Ulysses compiled a 30-10 record, including an undefeated regular league season (Great West Activities Conference) and sweeping through the league tournament.

The turnaround this year came a year or two sooner than Scott had expected it would, but given the talent she had and the dedication of her team, 2017 did not surprise her.

A year ago, the Tigers defeated Buhler in round one of sub-state but fell to longtime nemesis McPherson, whom Scott described as “just a touch better than us,” in the championship game of sub-state, one step away from the state tournament.

“But having that confidence (from the successful season), made all the difference this year,” she said.

Getting the first-round win last season after years of futility planted a feeling in her team that 2017 would be the year for them, Scott said.

“We put a lot of time in this summer to build on some things and get things going in the right direction coming in so that we could hit the ground running when we started in August,” she said. “We wanted to say from the get-go that this was our goal: we want to get to the state tournament.”

One of the biggest challenges the previous two seasons had been overcoming mental toughness, Scott said. The Tigers improved greatly in that area, and that turned what could have been just a good team into a great team.

“They were able to put the mistakes behind them and move on a lot better than they had,” she said.

Against Colby in the league tournament, her team lost a sizable first-set lead and dropped the opening set. But the Tigers of the past, who would have probably lost that match, turned into the Tigers she thought they could be, Scott said, and won.

“It was three tough, hard-fought sets, but that was my first inclination of, ‘Okay, we’ve got this figured out,’” she explained.

That transferred into the opening round of sub-state at home, where Ulysses defeated Hays in three sets to move into the title match against McPherson

“We were just ready to go. Bring on McPherson — right here, right now, our home crowd, our fans,” Scott said. “They’re not going to beat us here. This is our house. They just came out and played like I’ve never seen them play before.”

The week leading up to state seemed surreal, Scott said. Winning that title match in two sets meant another week of practice because it was leading to a state tournament for the first time in a quarter century.

“That’s something that still gives me the chills,” she said, shivering with the memory of that week in late October.

Walking into the Tony’s Pizza Event Center in Salina was thrilling, too, Scott said, remembering how her girls took the court with teams used to being there.

“But our girls didn’t let it get to them,” she said. “They had their moment of ‘we’re here and this is really cool,’ but it wasn’t like they stepped on the court and got gun shy.”

Quite the opposite. Ulysses took care of business and won the first two matches in pool play, losing the third match of the night in a tight contest.

But it also meant that, for the first time in school history, the Tigers were playing the next day.

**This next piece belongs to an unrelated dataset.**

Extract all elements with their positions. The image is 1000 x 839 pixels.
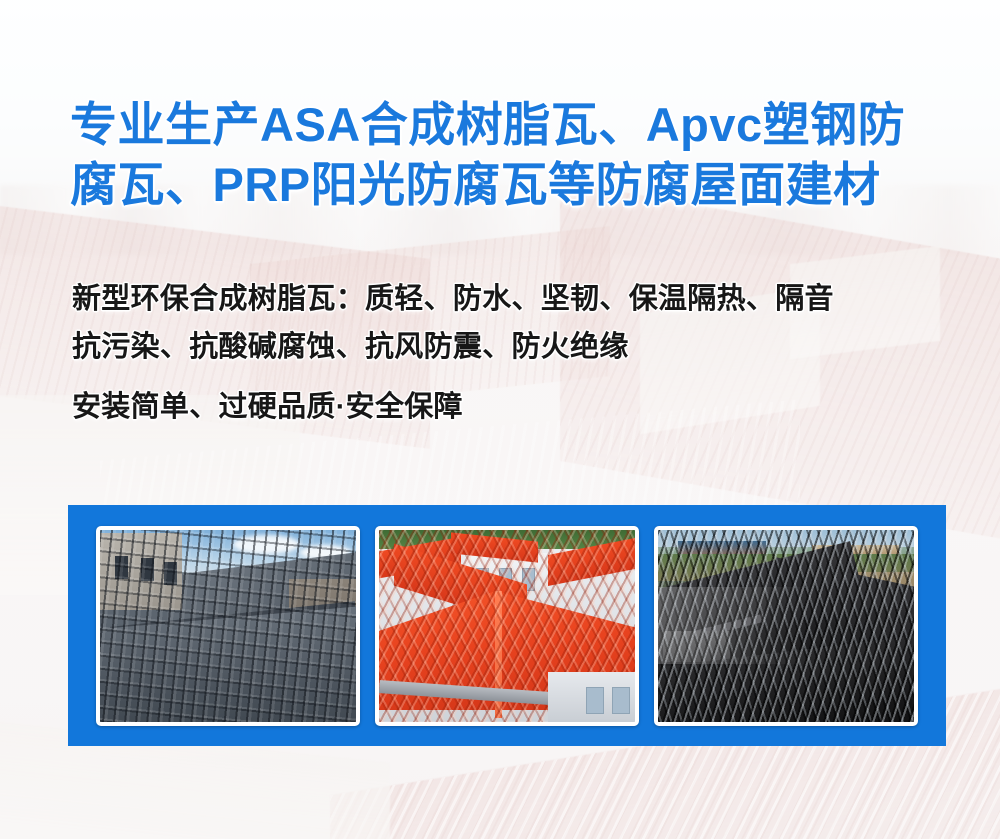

The ride ended that next day with two losses, but it was further than the school had ever been, and it meant taking home hardware.

“I’m really proud of them,” Scott said. “We had five seniors on the team. For them to have that experience as their going away party isn’t the high you’d like to end on, but it’s still saying, ‘we’re bringing home hardware.’ That’s something nobody can take away from them.”

That hardware will find a way into a display case in their cafeteria, Scott said, along with other reminders of this season — the signed volleyball from sub-state, an etched plaque created by the shop teacher to commemorate their league tournament title.

“We’re going to deck it out with stuff,” Scott said. “It’s one of the coolest things I’ve ever experienced as a coach, for sure.”